You might suppose that a victim of such cinematic mayhem would excite some measure of pity, and that when I reeled out into Fifty-­third Street and collided with a pair of elderly dragons laden with Christmas shopping, I would have been accorded a helping hand. On the contrary, both ladies recoiled and gaped at me as though I were aswarm with caterpillars. “Well!” snapped one of them, pursing her lips. “Pickled in the middle of the afternoon, and in a museum, too. I always wondered what went on in there.”

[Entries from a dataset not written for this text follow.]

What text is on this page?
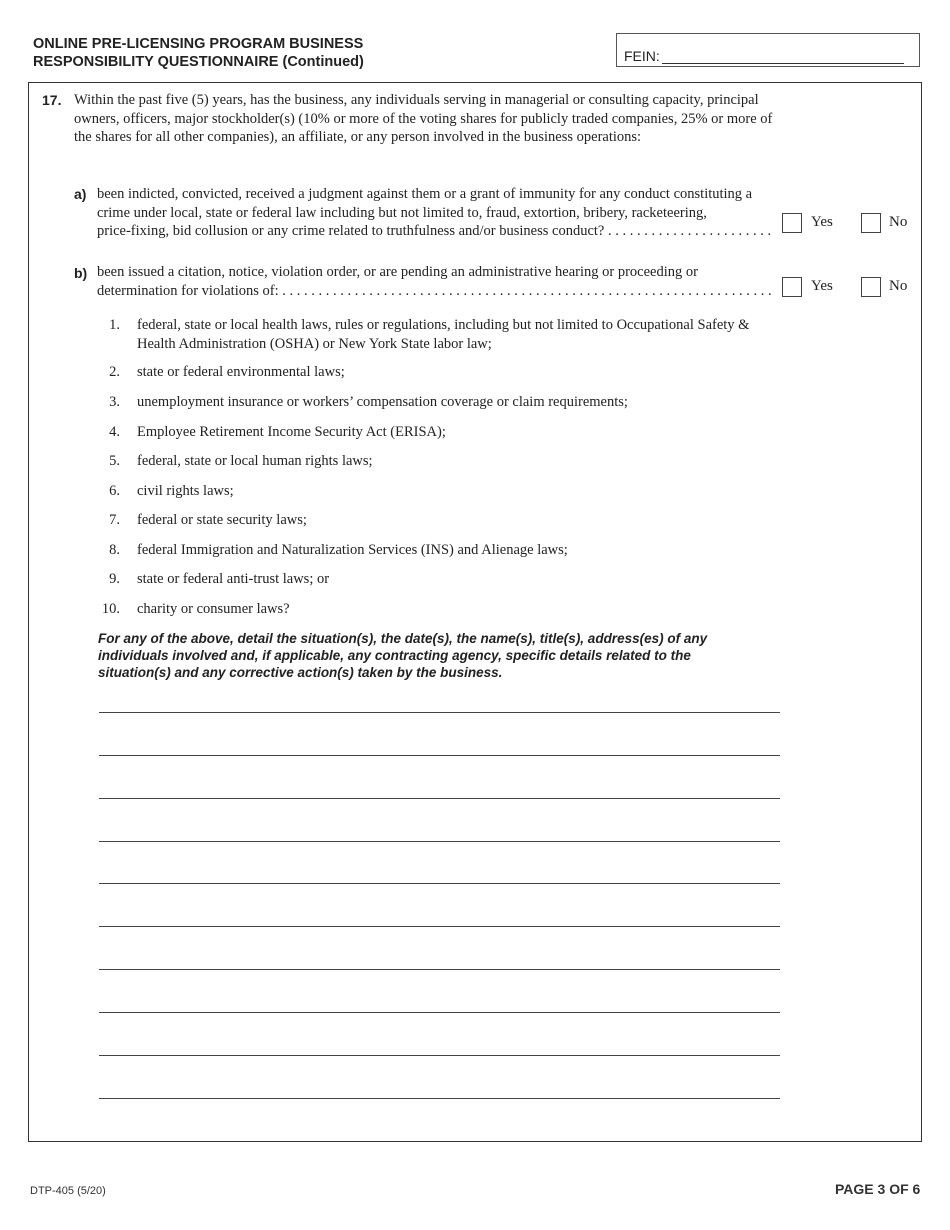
ONLINE PRE-LICENSING PROGRAM BUSINESS
RESPONSIBILITY QUESTIONNAIRE (Continued)	FEIN:
17. Within the past five (5) years, has the business, any individuals serving in managerial or consulting capacity, principal owners, officers, major stockholder(s) (10% or more of the voting shares for publicly traded companies, 25% or more of the shares for all other companies), an affiliate, or any person involved in the business operations:
a) been indicted, convicted, received a judgment against them or a grant of immunity for any conduct constituting a crime under local, state or federal law including but not limited to, fraud, extortion, bribery, racketeering,
price-fixing, bid collusion or any crime related to truthfulness and/or business conduct? . . .
Yes	No
b) been issued a citation, notice, violation order, or are pending an administrative hearing or proceeding or
determination for violations of: . . .	Yes	No
1. federal, state or local health laws, rules or regulations, including but not limited to Occupational Safety & Health Administration (OSHA) or New York State labor law;
2. state or federal environmental laws;
3. unemployment insurance or workers’ compensation coverage or claim requirements;
4. Employee Retirement Income Security Act (ERISA);
5. federal, state or local human rights laws;
6. civil rights laws;
7. federal or state security laws;
8. federal Immigration and Naturalization Services (INS) and Alienage laws;
9. state or federal anti-trust laws; or
10. charity or consumer laws?
For any of the above, detail the situation(s), the date(s), the name(s), title(s), address(es) of any individuals involved and, if applicable, any contracting agency, specific details related to the situation(s) and any corrective action(s) taken by the business.
DTP-405 (5/20)	PAGE 3 OF 6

I removed my Borsalino and gave her as courteous a bow as I could muster. “If I told you what went on in there, Medusa,” I said, “those dentures would drop out of your head. Did you ever hear of a dancing salesman named Ves Tibble—I mean an office boy called Wallace Reid?” Before I could adumbrate the plot, the two of them turned tail and streaked for Fifth Avenue. I worked over toward Sixth, found myself a cool, dark clinic with a sympathetic interne, and eventually managed to justify their diagnosis. What the hell, you might as well be hung for a sheep as for a lamb.